Il presidente della Commissione Europea Josè Manuel Barroso ha rilanciato l’ipotesi di una introduzione degli eurobond. Un rilancio che appare produttivo di due conseguenze: la prima, è che gli eurobond potrebbero essere introdotti anche a costo di scavalcare le opposizioni della Germania; la seconda, è che le stesse obbligazioni dell’eurozona non vedranno la luce prima di qualche anno. Come abbiamo detto più e più volte, infatti, gli Eurobond sono un argomento che suscitano opinioni estremamente contrastate in ambito europeo e, per questo, la loro applicazione potrebbe richiedere ancora moltissimo tempo (sempre che le pressioni della germania non facciano desistere sull’argomento).
Sul perché delle considerazioni di cui sopra, ci sono invero ben pochi dubbi. Partiamo dall’ultima: il presidente della Commissione è stato piuttosto chiaro in merito, ricordando come l’eurozona abbia “un’unione monetaria, ma non abbia ancora gli strumenti di una piena unione dei bilanci pubblici”.
Insomma, in altri termini , “ci vorrà del tempo per arrivare a un’integrazione delle politiche fiscali”. Su quanto tempo ci voglia, nessuno sembra avere le idee poco chiare, ma sembra abbastanza scontato che l’integrazione di cui sopra non possa essere raggiunta prima di due anni. Pertanto, gli eurobond difficilmente verranno emessi prima del 2014 o del 2015.

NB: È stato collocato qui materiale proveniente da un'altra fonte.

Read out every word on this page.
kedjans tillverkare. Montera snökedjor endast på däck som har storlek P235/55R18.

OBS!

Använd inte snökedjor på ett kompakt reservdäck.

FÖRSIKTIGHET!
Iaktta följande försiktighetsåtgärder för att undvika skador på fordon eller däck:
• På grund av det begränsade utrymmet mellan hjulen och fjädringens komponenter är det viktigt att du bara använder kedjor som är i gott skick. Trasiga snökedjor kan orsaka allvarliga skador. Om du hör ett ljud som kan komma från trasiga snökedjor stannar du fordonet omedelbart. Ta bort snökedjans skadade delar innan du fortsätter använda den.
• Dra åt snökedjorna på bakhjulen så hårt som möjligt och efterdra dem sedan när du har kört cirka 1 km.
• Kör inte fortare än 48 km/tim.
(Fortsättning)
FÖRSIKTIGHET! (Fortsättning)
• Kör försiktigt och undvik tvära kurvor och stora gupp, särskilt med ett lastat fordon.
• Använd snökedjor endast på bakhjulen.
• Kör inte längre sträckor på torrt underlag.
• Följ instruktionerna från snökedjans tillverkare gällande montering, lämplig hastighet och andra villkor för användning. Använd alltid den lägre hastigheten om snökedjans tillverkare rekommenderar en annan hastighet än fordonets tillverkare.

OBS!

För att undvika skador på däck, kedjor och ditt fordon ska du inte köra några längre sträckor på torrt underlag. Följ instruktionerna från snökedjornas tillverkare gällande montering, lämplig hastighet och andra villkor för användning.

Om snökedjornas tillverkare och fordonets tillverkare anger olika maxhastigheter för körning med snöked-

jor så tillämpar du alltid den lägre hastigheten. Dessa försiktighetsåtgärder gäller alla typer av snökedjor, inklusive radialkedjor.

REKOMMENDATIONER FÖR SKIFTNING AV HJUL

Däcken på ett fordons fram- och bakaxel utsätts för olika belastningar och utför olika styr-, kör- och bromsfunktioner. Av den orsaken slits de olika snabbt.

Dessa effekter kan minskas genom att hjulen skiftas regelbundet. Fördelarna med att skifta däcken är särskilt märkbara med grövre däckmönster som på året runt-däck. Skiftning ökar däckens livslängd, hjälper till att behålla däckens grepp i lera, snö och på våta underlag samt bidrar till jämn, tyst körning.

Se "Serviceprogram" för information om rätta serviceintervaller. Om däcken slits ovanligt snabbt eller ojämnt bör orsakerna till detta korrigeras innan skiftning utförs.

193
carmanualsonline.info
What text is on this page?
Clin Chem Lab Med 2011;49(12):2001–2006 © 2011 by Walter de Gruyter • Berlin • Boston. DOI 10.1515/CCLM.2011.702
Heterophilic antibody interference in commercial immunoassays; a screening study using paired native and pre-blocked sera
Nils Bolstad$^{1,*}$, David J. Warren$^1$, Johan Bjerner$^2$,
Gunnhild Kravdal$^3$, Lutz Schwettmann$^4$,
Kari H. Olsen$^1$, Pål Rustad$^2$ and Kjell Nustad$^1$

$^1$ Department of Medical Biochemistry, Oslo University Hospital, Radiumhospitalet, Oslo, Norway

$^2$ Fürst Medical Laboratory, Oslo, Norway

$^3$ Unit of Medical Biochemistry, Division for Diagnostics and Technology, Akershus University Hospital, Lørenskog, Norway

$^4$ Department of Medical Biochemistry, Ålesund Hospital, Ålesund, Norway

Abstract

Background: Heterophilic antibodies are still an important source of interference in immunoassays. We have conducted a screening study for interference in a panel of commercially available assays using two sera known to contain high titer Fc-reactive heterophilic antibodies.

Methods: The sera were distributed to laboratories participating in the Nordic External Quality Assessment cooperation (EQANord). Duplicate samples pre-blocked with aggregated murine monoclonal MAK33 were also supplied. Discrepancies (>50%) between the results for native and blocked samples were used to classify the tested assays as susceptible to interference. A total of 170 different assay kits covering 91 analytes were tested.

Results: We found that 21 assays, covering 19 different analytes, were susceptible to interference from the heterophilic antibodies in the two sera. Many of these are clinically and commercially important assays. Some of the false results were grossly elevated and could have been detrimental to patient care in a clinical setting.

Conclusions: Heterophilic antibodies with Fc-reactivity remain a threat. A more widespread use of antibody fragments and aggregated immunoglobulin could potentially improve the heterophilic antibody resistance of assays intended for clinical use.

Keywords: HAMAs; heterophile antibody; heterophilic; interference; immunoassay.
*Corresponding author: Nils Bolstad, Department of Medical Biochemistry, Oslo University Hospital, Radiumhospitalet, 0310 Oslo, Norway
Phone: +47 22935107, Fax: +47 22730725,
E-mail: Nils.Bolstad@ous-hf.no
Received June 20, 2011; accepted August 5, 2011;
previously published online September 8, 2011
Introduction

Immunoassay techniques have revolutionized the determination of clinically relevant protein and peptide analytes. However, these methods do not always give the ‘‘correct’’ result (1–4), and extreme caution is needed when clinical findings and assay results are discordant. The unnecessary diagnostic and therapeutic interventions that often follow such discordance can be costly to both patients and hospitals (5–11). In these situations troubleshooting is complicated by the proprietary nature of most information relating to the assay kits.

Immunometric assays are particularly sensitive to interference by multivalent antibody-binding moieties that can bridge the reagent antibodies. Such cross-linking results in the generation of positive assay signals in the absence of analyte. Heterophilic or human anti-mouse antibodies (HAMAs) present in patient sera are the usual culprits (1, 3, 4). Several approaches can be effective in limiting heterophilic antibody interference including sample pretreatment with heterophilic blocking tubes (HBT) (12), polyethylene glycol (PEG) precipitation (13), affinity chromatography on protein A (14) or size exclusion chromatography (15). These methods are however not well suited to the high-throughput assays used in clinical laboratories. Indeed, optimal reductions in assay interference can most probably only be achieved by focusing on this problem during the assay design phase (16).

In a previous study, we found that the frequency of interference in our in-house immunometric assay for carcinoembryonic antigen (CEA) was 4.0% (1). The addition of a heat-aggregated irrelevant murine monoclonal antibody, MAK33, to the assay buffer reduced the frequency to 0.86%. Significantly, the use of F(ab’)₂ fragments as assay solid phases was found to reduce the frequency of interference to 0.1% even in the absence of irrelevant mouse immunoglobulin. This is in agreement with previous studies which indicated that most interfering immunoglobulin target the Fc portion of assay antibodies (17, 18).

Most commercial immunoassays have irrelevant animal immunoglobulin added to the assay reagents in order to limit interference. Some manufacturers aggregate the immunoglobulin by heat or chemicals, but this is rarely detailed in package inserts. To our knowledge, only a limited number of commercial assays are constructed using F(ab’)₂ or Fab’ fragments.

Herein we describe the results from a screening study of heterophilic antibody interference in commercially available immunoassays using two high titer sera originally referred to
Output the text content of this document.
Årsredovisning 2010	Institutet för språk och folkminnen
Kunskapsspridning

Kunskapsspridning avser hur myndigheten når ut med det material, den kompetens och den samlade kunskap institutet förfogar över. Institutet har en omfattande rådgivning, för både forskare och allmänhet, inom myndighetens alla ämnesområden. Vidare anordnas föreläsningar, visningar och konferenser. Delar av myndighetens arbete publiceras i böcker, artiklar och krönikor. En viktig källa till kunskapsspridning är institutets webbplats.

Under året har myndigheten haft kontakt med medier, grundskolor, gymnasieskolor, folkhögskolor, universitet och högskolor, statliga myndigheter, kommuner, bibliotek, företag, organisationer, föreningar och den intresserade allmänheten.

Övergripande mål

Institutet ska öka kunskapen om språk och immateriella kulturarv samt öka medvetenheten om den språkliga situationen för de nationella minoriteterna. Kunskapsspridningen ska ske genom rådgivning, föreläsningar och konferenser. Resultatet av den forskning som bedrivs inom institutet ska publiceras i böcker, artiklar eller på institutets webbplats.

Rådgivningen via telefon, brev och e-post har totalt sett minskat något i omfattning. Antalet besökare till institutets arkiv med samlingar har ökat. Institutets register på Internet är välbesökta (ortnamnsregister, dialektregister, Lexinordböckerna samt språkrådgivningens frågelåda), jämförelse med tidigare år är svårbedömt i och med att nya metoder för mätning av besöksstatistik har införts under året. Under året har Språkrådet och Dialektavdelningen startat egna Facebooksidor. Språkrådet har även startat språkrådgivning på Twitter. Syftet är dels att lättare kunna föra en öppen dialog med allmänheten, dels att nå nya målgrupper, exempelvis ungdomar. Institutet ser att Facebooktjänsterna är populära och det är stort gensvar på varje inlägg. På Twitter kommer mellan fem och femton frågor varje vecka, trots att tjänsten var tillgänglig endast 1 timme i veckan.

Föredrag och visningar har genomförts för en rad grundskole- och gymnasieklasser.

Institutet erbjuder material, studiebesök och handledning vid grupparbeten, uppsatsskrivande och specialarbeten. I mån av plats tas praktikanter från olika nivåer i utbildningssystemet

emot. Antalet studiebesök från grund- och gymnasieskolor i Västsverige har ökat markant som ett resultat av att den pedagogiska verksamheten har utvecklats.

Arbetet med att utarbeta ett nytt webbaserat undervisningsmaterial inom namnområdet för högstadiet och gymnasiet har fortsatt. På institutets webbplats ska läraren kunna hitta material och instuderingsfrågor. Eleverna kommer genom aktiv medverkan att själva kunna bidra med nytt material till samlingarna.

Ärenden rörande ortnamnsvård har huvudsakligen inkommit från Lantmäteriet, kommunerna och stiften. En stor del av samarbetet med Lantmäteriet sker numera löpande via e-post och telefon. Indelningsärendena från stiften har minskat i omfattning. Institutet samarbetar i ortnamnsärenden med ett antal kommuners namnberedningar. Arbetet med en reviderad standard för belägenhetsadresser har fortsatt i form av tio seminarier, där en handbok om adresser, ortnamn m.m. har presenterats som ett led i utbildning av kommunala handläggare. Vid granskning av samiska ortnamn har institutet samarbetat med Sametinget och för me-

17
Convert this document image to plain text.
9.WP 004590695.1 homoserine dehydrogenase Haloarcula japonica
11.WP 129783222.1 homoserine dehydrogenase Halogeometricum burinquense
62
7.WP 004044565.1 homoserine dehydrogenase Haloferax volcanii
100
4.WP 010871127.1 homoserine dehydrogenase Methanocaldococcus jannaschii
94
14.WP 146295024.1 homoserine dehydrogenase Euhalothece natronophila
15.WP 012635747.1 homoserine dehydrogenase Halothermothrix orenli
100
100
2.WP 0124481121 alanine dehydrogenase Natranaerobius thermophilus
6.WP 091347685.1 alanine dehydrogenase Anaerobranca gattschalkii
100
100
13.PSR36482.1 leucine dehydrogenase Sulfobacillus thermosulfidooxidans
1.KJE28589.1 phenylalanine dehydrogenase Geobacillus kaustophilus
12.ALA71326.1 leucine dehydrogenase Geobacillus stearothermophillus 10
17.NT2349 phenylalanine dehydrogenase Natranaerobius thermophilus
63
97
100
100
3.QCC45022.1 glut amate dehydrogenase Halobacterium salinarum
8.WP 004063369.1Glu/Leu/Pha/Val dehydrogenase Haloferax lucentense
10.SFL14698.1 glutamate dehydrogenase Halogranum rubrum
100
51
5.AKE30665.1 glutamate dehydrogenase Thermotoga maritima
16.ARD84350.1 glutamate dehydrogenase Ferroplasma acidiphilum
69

Sul punto più spinoso, relativo alla contrapposizione interna tra un blocco di Stati membri favorevoli all’introduzione degli eurobond, e gli oppositori francesi e tedeschi dall’altra, lo scoglio sembra più arduo da superare. Barroso ha lasciato intendere – pur senza dirlo troppo apertamente – che la proposta degli eurobond potrà essere condotta in maniera forzosa anche se Germania e Francia resteranno contrari, in virtù della loro posizione privilegiata.
Ad ogni modo, l’unico punto di condivisione Barroso lo ha ribadito in chiusura di commenti: “Gli eurobond non sono la panacea di tutti i mali” – ha dichiarato il Presidente – “ma sono una parte della soluzione”.